Семь фунтов брамсельного ветра | страница 63



— Жень… я там майку на крючок повесил, а она в воду… Теперь надо ждать, когда высохнет.

Это была все та же футболка, в которой он явился ко мне позавчера. Но, конечно, уже не такая белая.

— Я сейчас постираю и поглажу. И штаны заодно…

Он сморщил нос-картошку, а сосульки волос будто ощетинились еще больше.

— Не…

— Почему «не»? Это же быстро.

— Потому что… чего ты со мной, как с приютским ребенком…

Мне… будто холодный кисель на голову. Липкий, противный, скользкими языками за шиворот. От неожиданности я брякнула самое глупое:

— Лось! Ох и свинья же ты все-таки…

Он минул, округлил рот. Натянулся весь, будто у него сто струнок под кожей. И я вдруг поняла, что все может кончится в один миг. Схватит свои зашитые штаны, прыгнет в них на ходу и уйдет не оглянувшись. И ничто не поможет, никакой талисман с корабликом…

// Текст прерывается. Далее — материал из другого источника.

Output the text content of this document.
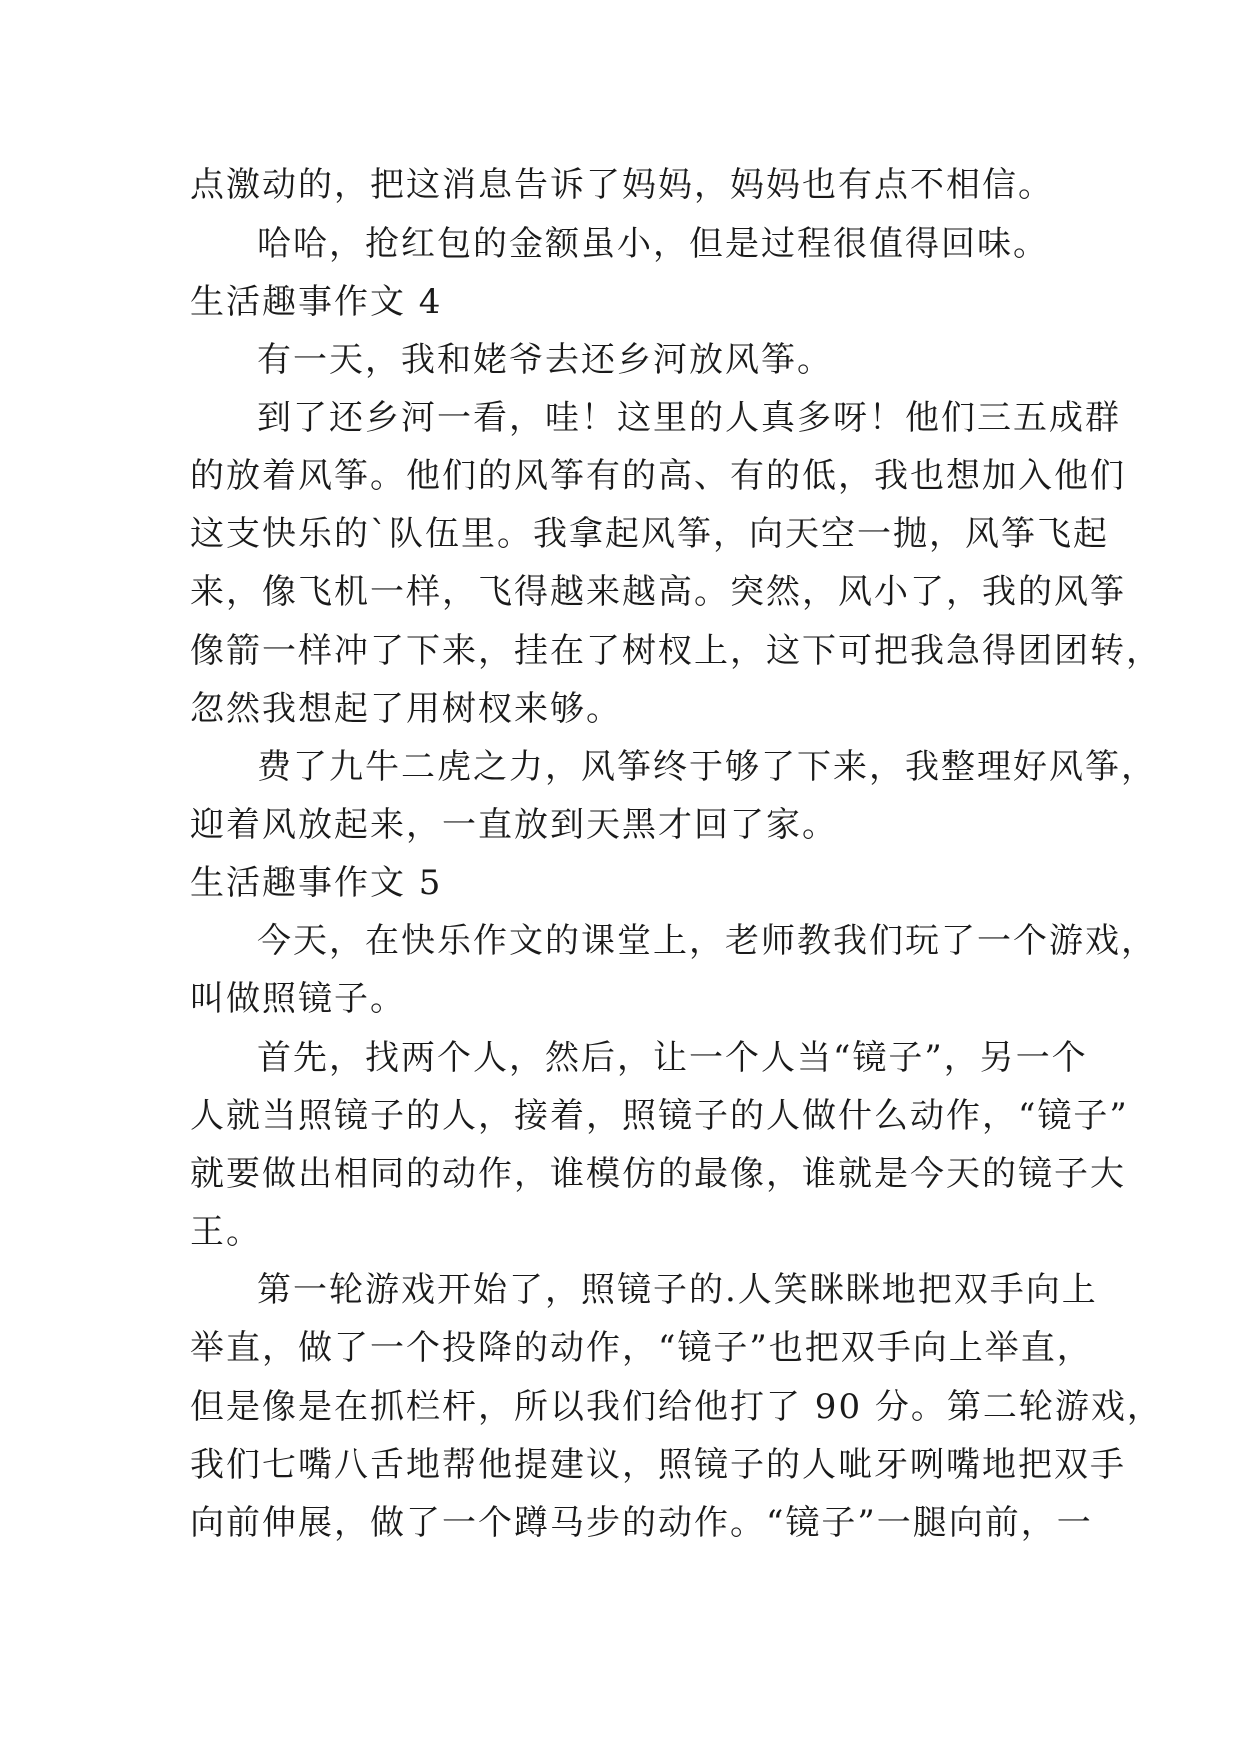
点激动的，把这消息告诉了妈妈，妈妈也有点不相信。
哈哈，抢红包的金额虽小，但是过程很值得回味。
生活趣事作文 4
有一天，我和姥爷去还乡河放风筝。
到了还乡河一看，哇！这里的人真多呀！他们三五成群
的放着风筝。他们的风筝有的高、有的低，我也想加入他们
这支快乐的`队伍里。我拿起风筝，向天空一抛，风筝飞起
来，像飞机一样，飞得越来越高。突然，风小了，我的风筝
像箭一样冲了下来，挂在了树杈上，这下可把我急得团团转，
忽然我想起了用树杈来够。
费了九牛二虎之力，风筝终于够了下来，我整理好风筝，
迎着风放起来，一直放到天黑才回了家。
生活趣事作文 5
今天，在快乐作文的课堂上，老师教我们玩了一个游戏，
叫做照镜子。
首先，找两个人，然后，让一个人当“镜子”，另一个
人就当照镜子的人，接着，照镜子的人做什么动作，“镜子”
就要做出相同的动作，谁模仿的最像，谁就是今天的镜子大
王。
第一轮游戏开始了，照镜子的.人笑眯眯地把双手向上
举直，做了一个投降的动作，“镜子”也把双手向上举直，
但是像是在抓栏杆，所以我们给他打了 90 分。第二轮游戏，
我们七嘴八舌地帮他提建议，照镜子的人呲牙咧嘴地把双手
向前伸展，做了一个蹲马步的动作。“镜子”一腿向前，一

«Господи, сейчас зареву… Что сказать?»

— Ты… не нормальный какой-то… Я же с тобой… все равно как с Илюхой, если бы он маленький был… а ты…

В другое время я такое никогда не выговорила бы. Это ведь… почти что признание в любви. Но надо было как-то объяснить ему! Удержать!

Он мигнул опять. Обмяк, ссутулился. Стал смотреть в угол. А я… тоже в угол, в другой. Потом Лоська с опущенной головой сделал шажок, другой. И такими вот мелкими шажками пошел ко мне по одной половице. Пол был старый, тонкая половица прогибалась и поскрипывала. Лоська двигался, набычившись, будто собирался уколоть меня волосами-сосульками. Я обмерла на стуле. Лоська остановился в полуметре, опустил руки, позабыв про дырку. Хлопнул толстыми своими губами, пробормотал:

— Жень… не злись. Просто… я…

Много ли надо человеку для счастья? Я поняла что сейчас прижму костлявого обормота к себе и зареву, как провинившаяся и прощенная первоклассница. Чтобы не случилось такого скандала, я дотянулась до валявшегося на столе гребня (деревянного, с рукояткой) и велела:

— Ну-ка стой смирно. Не мотай головой… — и принялась остервенело расчесывать Лоськины сосульки. Он веселел на глазах.

— Ай!.. Голову оторвешь!..

— И оторву. Зачем она тебе, такая дурная?

— Зимой шапку носить… Жень, ты не злишься? Я же…

«Понятно. Застеснялся, застыдился своего замызганного наряда, вот и брякнул про „приютского ребенка“. А я… дура, да и только…»

Лоська опять ойкнул. Сказал дурашливо:

— Если хочешь, можешь меня это… воспитательным «тиклером»…

— Не смей говорить глупости! Человек никогда не должен давать себя в обиду.

— Тогда и ты… не обижайся.

— Я и не обижаюсь. И… всё. Как говорил Гамлет в переводе Пастернака, «дальнейшее — молчанье»… Знаешь, кто такой Гамлет?